FIG. 1 is a conceptual diagram illustrating a sleep mode operation of the MS according to the conventional art. Referring to FIG. 1, after the MS transitions from normal mode to sleep mode, an initial sleep cycle is applied to the MS such that the MS operates in the sleep mode. Upon completion of the transition to the sleep mode, a first sleep cycle includes only a sleep window.
From a second sleep cycle located after a first sleep cycle, the MS operates in the sleep mode using the sleep cycle including both the listening window and the sleep window. If the MS receives a traffic indication (TRF-IND) message including a negative indication message during the listening window, the MS detects the absence of downlink (DL) transmission traffic, and doubles a current sleep cycle. After the doubled sleep cycle ends, if the MS receives a TRF-IND message including a positive indication message during a listening window of the next sleep cycle, the MS resets a current sleep cycle to an initial sleep cycle.
The MS in the sleep mode has to include the latest system information transmitted through the SFH such that it can freely communicate with the BS using the latest system information. However, if a frame for P-SFH transmission is present in a sleep window of the MS, the MS is unable to receive the P-SFH.

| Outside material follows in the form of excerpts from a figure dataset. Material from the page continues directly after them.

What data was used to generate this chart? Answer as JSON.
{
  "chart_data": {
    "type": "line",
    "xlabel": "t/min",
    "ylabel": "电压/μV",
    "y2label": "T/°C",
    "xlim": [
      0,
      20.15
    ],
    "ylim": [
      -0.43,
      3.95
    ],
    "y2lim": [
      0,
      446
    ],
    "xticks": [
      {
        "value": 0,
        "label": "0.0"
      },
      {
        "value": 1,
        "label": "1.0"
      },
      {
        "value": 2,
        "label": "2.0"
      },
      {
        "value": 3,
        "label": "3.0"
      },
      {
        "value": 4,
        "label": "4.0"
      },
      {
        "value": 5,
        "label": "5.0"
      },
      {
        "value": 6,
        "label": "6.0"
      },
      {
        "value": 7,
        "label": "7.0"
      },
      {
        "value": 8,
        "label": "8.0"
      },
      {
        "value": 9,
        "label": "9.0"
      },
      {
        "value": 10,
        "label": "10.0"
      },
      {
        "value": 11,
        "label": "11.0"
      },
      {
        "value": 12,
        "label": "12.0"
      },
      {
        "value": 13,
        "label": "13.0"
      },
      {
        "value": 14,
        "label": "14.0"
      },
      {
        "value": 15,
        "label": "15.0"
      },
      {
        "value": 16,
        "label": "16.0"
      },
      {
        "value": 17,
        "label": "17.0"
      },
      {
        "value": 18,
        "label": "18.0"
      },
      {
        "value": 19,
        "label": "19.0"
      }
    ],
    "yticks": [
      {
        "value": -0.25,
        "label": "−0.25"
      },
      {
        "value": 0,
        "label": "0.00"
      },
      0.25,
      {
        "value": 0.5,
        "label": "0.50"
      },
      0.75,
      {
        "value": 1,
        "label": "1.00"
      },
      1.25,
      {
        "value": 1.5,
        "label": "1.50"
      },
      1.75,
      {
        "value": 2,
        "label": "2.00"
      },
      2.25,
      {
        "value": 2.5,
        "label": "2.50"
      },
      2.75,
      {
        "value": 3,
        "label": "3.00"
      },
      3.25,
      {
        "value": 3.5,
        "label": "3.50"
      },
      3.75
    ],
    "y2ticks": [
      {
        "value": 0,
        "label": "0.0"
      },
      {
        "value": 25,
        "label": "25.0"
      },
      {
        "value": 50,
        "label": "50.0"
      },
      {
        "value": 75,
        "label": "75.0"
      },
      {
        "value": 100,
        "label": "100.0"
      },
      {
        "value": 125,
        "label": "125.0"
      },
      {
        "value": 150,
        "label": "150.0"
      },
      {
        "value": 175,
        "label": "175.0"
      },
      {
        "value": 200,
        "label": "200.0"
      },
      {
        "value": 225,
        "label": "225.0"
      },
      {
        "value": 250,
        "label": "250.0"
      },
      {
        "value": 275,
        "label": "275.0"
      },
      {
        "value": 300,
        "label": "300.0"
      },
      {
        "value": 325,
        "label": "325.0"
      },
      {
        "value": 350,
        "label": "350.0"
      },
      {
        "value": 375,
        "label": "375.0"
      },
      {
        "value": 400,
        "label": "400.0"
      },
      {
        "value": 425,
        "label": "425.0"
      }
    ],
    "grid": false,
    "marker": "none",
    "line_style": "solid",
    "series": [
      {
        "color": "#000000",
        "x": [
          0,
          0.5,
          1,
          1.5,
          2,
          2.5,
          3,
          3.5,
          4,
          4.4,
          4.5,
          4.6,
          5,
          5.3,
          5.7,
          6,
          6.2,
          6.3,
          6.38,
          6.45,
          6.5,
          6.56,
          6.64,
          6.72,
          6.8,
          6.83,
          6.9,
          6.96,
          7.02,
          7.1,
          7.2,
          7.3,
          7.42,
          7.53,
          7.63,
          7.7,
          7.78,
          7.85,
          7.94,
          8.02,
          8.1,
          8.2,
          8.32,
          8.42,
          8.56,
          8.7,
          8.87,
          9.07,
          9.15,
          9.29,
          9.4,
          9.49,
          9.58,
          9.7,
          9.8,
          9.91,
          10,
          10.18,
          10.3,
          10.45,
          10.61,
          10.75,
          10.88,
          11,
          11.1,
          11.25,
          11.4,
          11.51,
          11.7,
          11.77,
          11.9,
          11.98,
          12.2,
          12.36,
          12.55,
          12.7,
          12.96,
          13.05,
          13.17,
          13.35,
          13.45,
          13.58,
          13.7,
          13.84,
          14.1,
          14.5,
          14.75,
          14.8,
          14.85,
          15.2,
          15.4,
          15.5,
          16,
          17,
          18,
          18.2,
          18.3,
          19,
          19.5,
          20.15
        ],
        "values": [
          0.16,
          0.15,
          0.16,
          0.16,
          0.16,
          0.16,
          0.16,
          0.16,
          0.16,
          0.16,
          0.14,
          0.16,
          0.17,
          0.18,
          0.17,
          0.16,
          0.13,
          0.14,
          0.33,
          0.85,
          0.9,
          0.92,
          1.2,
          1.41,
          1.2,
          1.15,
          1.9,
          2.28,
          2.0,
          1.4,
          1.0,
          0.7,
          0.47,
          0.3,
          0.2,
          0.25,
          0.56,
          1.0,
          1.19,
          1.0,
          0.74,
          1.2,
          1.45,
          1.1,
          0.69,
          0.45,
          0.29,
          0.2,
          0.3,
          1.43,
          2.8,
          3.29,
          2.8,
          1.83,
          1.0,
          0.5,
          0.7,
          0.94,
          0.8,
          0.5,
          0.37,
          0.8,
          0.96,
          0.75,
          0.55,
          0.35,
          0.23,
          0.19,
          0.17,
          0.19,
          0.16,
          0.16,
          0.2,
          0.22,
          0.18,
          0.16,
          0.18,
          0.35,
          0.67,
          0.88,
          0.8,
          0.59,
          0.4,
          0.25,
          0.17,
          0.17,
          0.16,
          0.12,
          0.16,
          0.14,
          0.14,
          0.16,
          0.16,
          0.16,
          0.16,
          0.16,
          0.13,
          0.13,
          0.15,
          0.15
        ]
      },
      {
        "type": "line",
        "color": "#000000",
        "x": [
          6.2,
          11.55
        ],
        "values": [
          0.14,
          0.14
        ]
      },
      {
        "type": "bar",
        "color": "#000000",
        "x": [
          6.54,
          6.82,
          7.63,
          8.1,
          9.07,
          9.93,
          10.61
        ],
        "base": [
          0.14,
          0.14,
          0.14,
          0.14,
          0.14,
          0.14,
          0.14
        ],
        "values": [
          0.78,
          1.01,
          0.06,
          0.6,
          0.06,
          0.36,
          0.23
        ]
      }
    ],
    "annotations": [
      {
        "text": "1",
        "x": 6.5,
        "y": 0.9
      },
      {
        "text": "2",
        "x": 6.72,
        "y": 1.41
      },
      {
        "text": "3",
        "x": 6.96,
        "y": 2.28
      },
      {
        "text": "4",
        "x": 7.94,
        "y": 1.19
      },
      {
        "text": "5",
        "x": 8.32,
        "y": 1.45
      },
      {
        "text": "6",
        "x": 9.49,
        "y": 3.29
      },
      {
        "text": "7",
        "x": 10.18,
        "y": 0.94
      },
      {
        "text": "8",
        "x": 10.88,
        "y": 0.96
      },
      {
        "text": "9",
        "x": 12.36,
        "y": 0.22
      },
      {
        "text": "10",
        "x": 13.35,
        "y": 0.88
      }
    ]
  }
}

In accordance with the above-mentioned conventional art, the MS needs to decode P-SFH at every superframe so as to determine whether S-SFH SP IEs are changed, resulting in an increase in MS power consumption. In addition, in the case of the MS operating in the sleep mode, if a frame for S-SFH transmission is present in the MS sleep window, the MS is unable to receive the P-SFH.